CIC and the National Social Security Fund (NSSF) are increasing their domestic equity exposure and have indicated that further purchases over the next 12 months are likely. Following a torrid year to date for the Shanghai Composite Index, which had fallen nearly 17% since January, the moves were designed to show that China’s leading institutions see value in the current climate and remain confident of China’s long-term growth prospects.
Central Huijin Investment, the domestic division of CIC, recently purchased about RMB65 million ($10.2 million) of shares in the Big Four Chinese banks, and announced its intention to follow up with further acquisitions in the coming year. Financials have been among the hardest hit Chinese stocks as a series of debt revelations dented investor confidence in mainland banks. The MSCI China Financials Index plunged 47% from highs of 540 in late April to just 288 on 5 Oct. The purchase was taken as a signal of a broader shift in macro policy within government and has helped improve sentiment on equities markets.
“The recent purchases can be read a policy signal,” Min Tha Gyaw, Director of Operations at Z-Ben Advisers in Shanghai, says. Premier Wen Jiabao “has recently vowed to fine tune the tightening agenda, so while there’s a perception the SWF’s are coming in to prop up the market, it’s also part of a broader policy change towards greater liquidity tolerance.”
Meanwhile, state media suggested the NSSF has received regulatory approval to invest an additional RMB10 billion of its public welfare fund component in domestic equities. September’s China Monthly Bulletin of Settlement Statistics, shows the NSSF added positions in 16 stocks to its portfolio that month, bringing the total to a record 180 compared with 168 at the end of 2010. Eighty nine of these are listed in Shanghai and the remaining 91 in Shenzhen, according to the report, which didn’t give specific details.
NSSF has established a reputation for making well-timed investments in the domestic markets, a perception that was further enhanced when it pared back its equity holdings in March, shortly before the Shanghai Stock Exchange entered its six month losing streak, tracker data from Huatai Securities shows. The fund’s recent return to equity markets is therefore likely to give some boost to battered investor confidence at a time when domestic and external uncertainty remains elevated.

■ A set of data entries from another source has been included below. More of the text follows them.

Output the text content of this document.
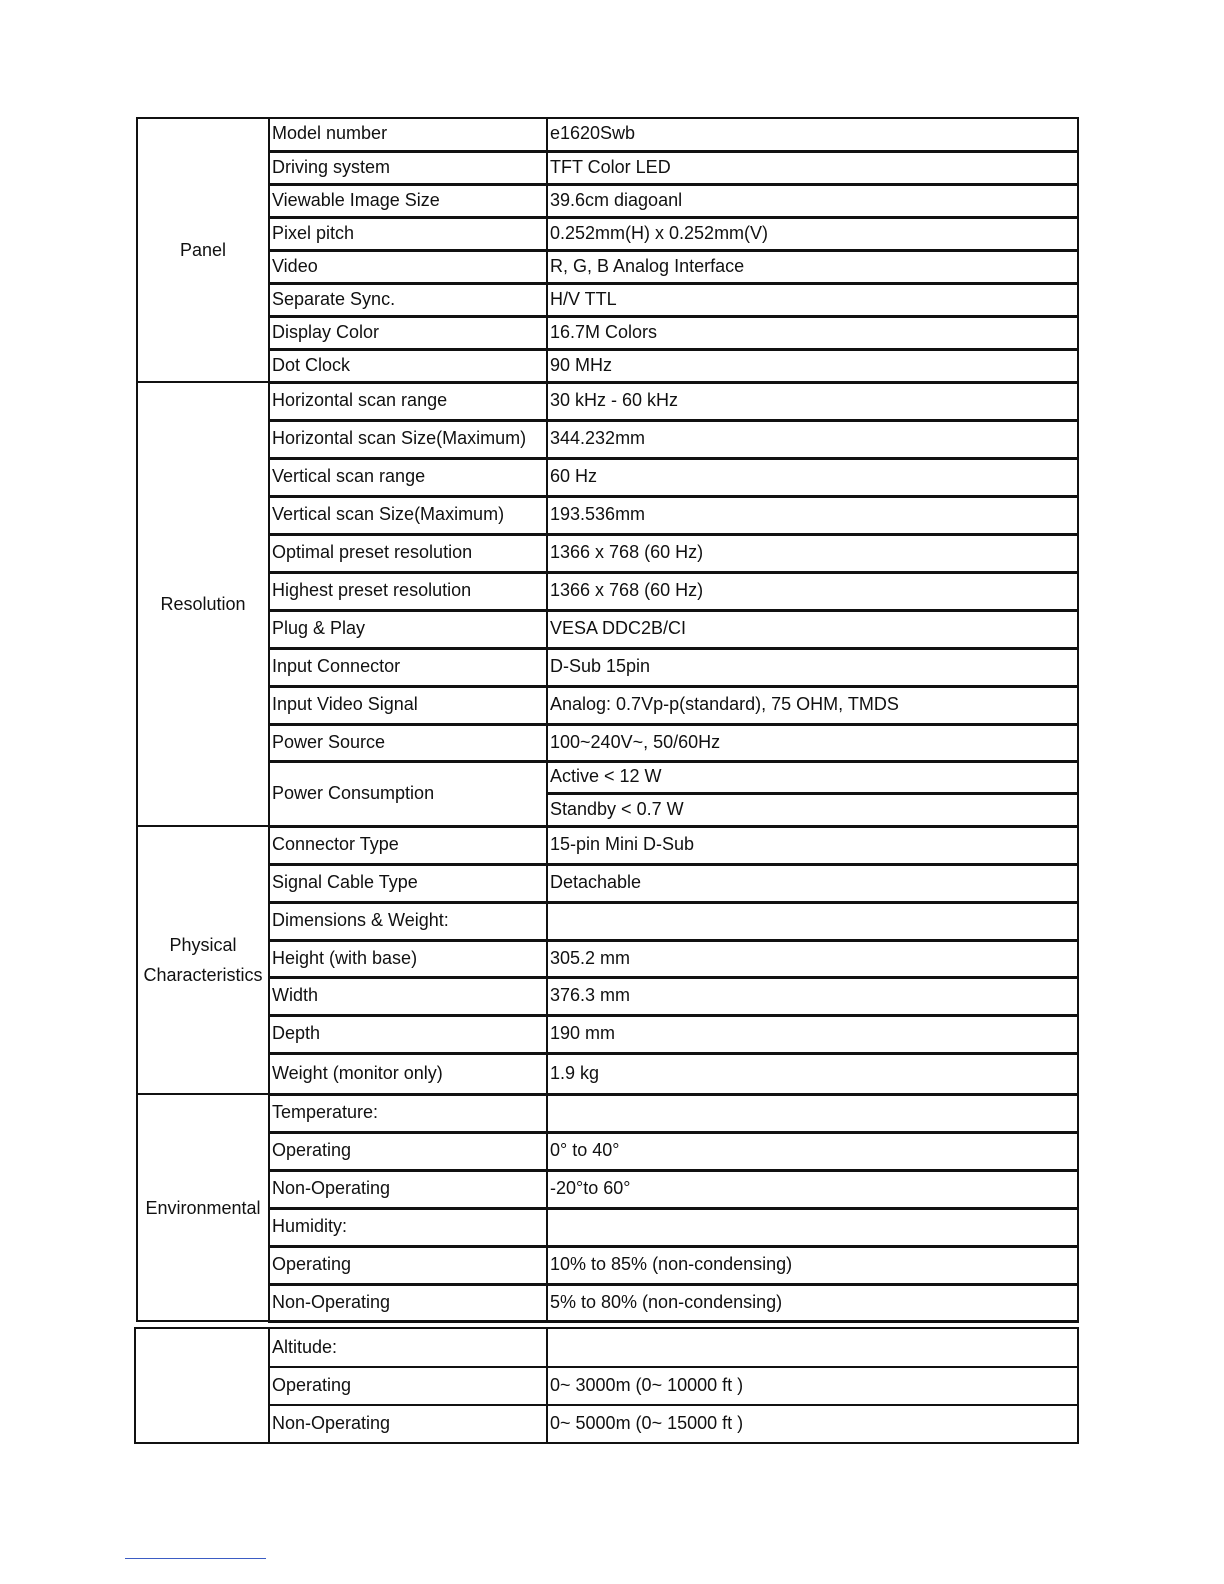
Panel	Model number	e1620Swb
	Driving system	TFT Color LED
	Viewable Image Size	39.6cm diagoanl
	Pixel pitch	0.252mm(H) x 0.252mm(V)
	Video	R, G, B Analog Interface
	Separate Sync.	H/V TTL
	Display Color	16.7M Colors
	Dot Clock	90 MHz
Resolution	Horizontal scan range	30 kHz - 60 kHz
	Horizontal scan Size(Maximum)	344.232mm
	Vertical scan range	60 Hz
	Vertical scan Size(Maximum)	193.536mm
	Optimal preset resolution	1366 x 768 (60 Hz)
	Highest preset resolution	1366 x 768 (60 Hz)
	Plug & Play	VESA DDC2B/CI
	Input Connector	D-Sub 15pin
	Input Video Signal	Analog: 0.7Vp-p(standard), 75 OHM, TMDS
	Power Source	100~240V~, 50/60Hz
	Power Consumption	Active < 12 W
		Standby < 0.7 W
Physical
Characteristics	Connector Type	15-pin Mini D-Sub
	Signal Cable Type	Detachable
	Dimensions & Weight:	
	Height (with base)	305.2 mm
	Width	376.3 mm
	Depth	190 mm
	Weight (monitor only)	1.9 kg
Environmental	Temperature:	
	Operating	0° to 40°
	Non-Operating	-20°to 60°
	Humidity:	
	Operating	10% to 85% (non-condensing)
	Non-Operating	5% to 80% (non-condensing)
	Altitude:	
	Operating	0~ 3000m (0~ 10000 ft )
	Non-Operating	0~ 5000m (0~ 15000 ft )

“Huijin and the NSSF play policy roles, and in the past have come in at the bottom of the market. But there’s also a valuation consideration, and they wouldn’t go in if they don’t see value. So it’s about a balance of valuation considerations and policy direction,” Min observes.
On a more structural level, the evolution of China’s sovereign wealth entities as market-makers and the “advanced guard” of China’s economic and industrial policies as local media suggest the restructuring of CIC has received approval from the State Council.

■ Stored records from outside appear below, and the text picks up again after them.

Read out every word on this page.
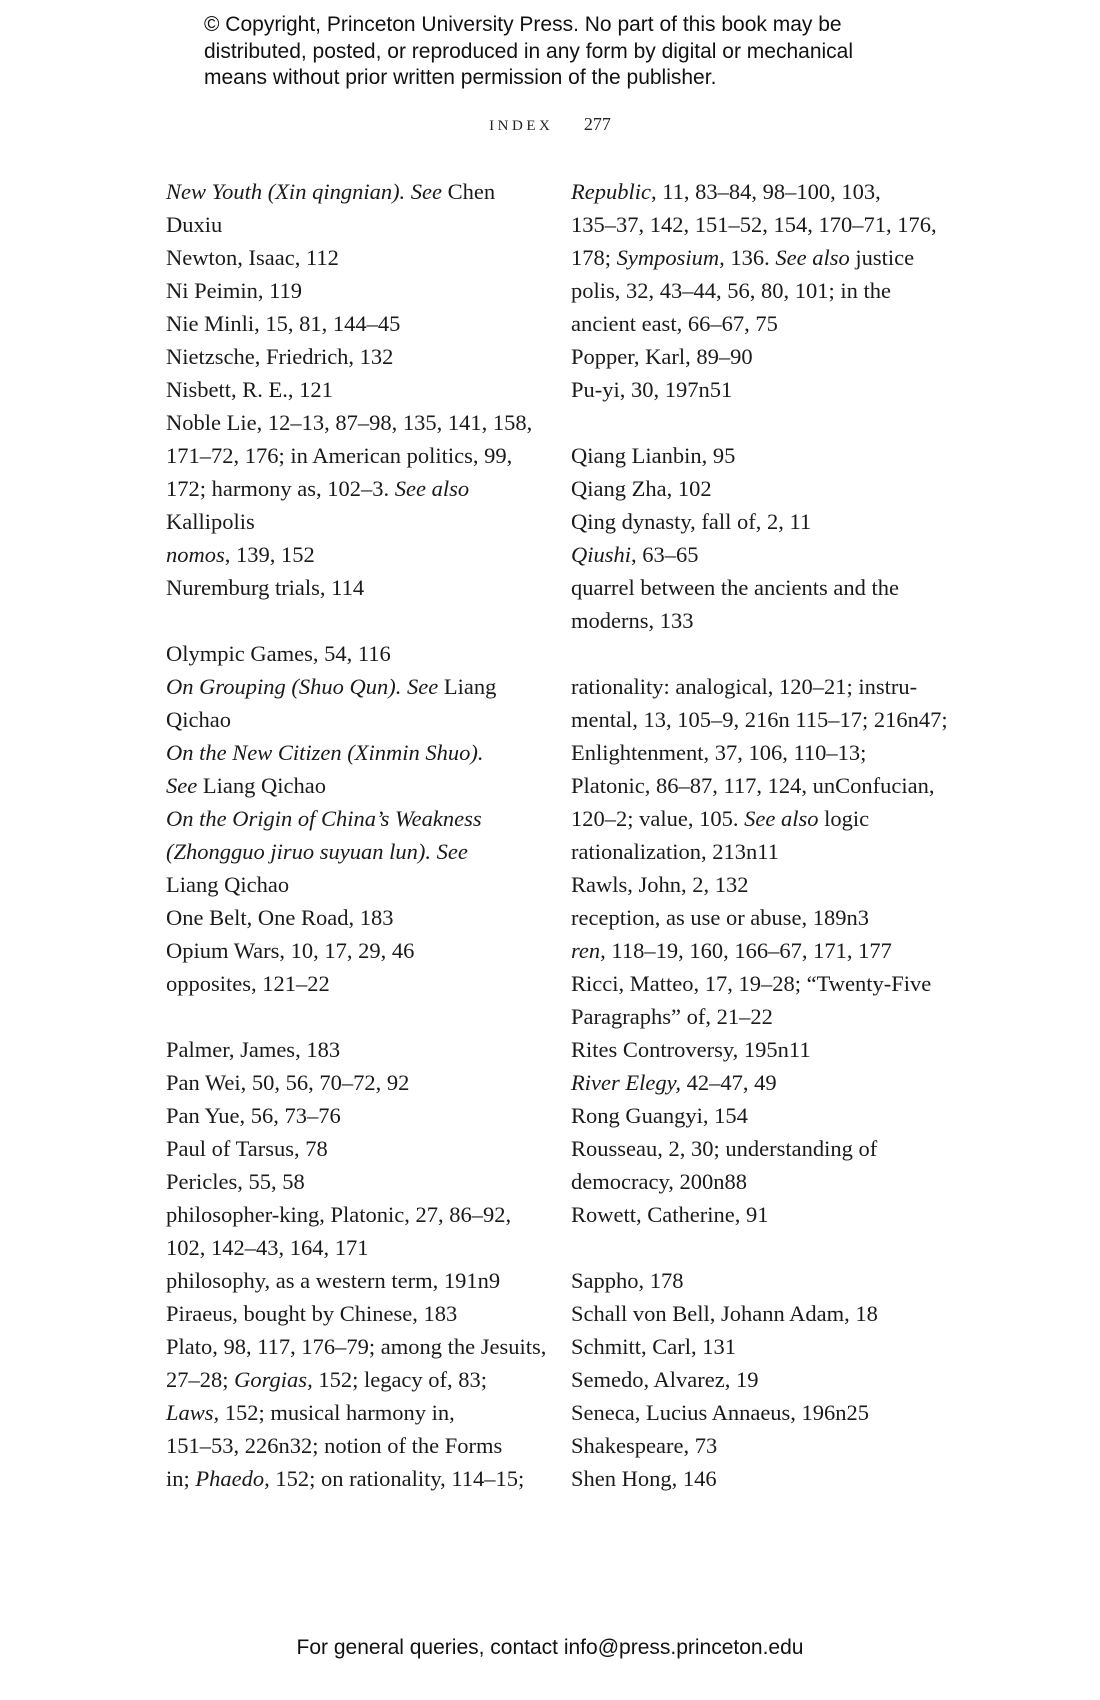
© Copyright, Princeton University Press. No part of this book may be
distributed, posted, or reproduced in any form by digital or mechanical
means without prior written permission of the publisher.
INDEX 277
New Youth (Xin qingnian). See Chen
Duxiu
Newton, Isaac, 112
Ni Peimin, 119
Nie Minli, 15, 81, 144–45
Nietzsche, Friedrich, 132
Nisbett, R. E., 121
Noble Lie, 12–13, 87–98, 135, 141, 158,
171–72, 176; in American politics, 99,
172; harmony as, 102–3. See also
Kallipolis
nomos, 139, 152
Nuremburg trials, 114
Olympic Games, 54, 116
On Grouping (Shuo Qun). See Liang
Qichao
On the New Citizen (Xinmin Shuo).
See Liang Qichao
On the Origin of China’s Weakness
(Zhongguo jiruo suyuan lun). See
Liang Qichao
One Belt, One Road, 183
Opium Wars, 10, 17, 29, 46
opposites, 121–22
Palmer, James, 183
Pan Wei, 50, 56, 70–72, 92
Pan Yue, 56, 73–76
Paul of Tarsus, 78
Pericles, 55, 58
philosopher-king, Platonic, 27, 86–92,
102, 142–43, 164, 171
philosophy, as a western term, 191n9
Piraeus, bought by Chinese, 183
Plato, 98, 117, 176–79; among the Jesuits,
27–28; Gorgias, 152; legacy of, 83;
Laws, 152; musical harmony in,
151–53, 226n32; notion of the Forms
in; Phaedo, 152; on rationality, 114–15;
Republic, 11, 83–84, 98–100, 103,
135–37, 142, 151–52, 154, 170–71, 176,
178; Symposium, 136. See also justice
polis, 32, 43–44, 56, 80, 101; in the
ancient east, 66–67, 75
Popper, Karl, 89–90
Pu-yi, 30, 197n51
Qiang Lianbin, 95
Qiang Zha, 102
Qing dynasty, fall of, 2, 11
Qiushi, 63–65
quarrel between the ancients and the
moderns, 133
rationality: analogical, 120–21; instru-
mental, 13, 105–9, 216n 115–17; 216n47;
Enlightenment, 37, 106, 110–13;
Platonic, 86–87, 117, 124, unConfucian,
120–2; value, 105. See also logic
rationalization, 213n11
Rawls, John, 2, 132
reception, as use or abuse, 189n3
ren, 118–19, 160, 166–67, 171, 177
Ricci, Matteo, 17, 19–28; “Twenty-Five
Paragraphs” of, 21–22
Rites Controversy, 195n11
River Elegy, 42–47, 49
Rong Guangyi, 154
Rousseau, 2, 30; understanding of
democracy, 200n88
Rowett, Catherine, 91
Sappho, 178
Schall von Bell, Johann Adam, 18
Schmitt, Carl, 131
Semedo, Alvarez, 19
Seneca, Lucius Annaeus, 196n25
Shakespeare, 73
Shen Hong, 146
For general queries, contact info@press.princeton.edu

Huijin, a central government entity which predates CIC and has an explicit mandate to invest in domestic financial shares, is nominally a division of the sovereign wealth fund since the latter was created in 2007. However, this arrangement has been the source of some confusion, particularly with would-be international partners or regulators, hindering CIC’s expansion into international markets.
The restructuring will see Huijin become an independent subsidiary of CIC, while all international deals will be handled by a new entity, CIC International, which will also function as an independent subsidiary. The move is intended to put international partners at ease and facilitate CIC’s international activities, according to Z-Ben’s Min.

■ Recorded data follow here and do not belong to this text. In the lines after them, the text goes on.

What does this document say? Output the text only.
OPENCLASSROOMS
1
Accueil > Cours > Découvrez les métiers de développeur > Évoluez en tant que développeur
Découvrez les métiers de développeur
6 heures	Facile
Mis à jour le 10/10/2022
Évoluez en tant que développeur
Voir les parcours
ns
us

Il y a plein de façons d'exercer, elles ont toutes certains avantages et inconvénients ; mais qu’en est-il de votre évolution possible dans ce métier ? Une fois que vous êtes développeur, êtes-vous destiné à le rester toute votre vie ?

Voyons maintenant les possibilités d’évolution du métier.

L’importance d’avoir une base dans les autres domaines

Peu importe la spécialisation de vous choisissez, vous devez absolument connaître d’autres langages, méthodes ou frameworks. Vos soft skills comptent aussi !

“A key change is that CIC is trying to become more independent from Huijin. It wants to shake off the association as it seeks to increase is allocation across the globe, as sometimes the sense that it’s not an independent entity can complicate its dealings offshore.”
In the latest sign of its growing international focus and diversification, CIC has recently been involved in talks with Blackstone to jointly acquire a tranche of the £400 million ($643 million) distressed asset portfolio currently being offered by RBS. This would represent the first time a Chinese entity has taken on distressed assets from a UK bank.
For NSSF, the latest addition to its equity holdings demonstrates its gradual expansion into more active management of funds. However, these purchases have generally been focused in the government’s strategic sectors and serve a more explicit policy function. “NSSF has been more comfortable with helping policy makers signalling their intentions,” Min concludes.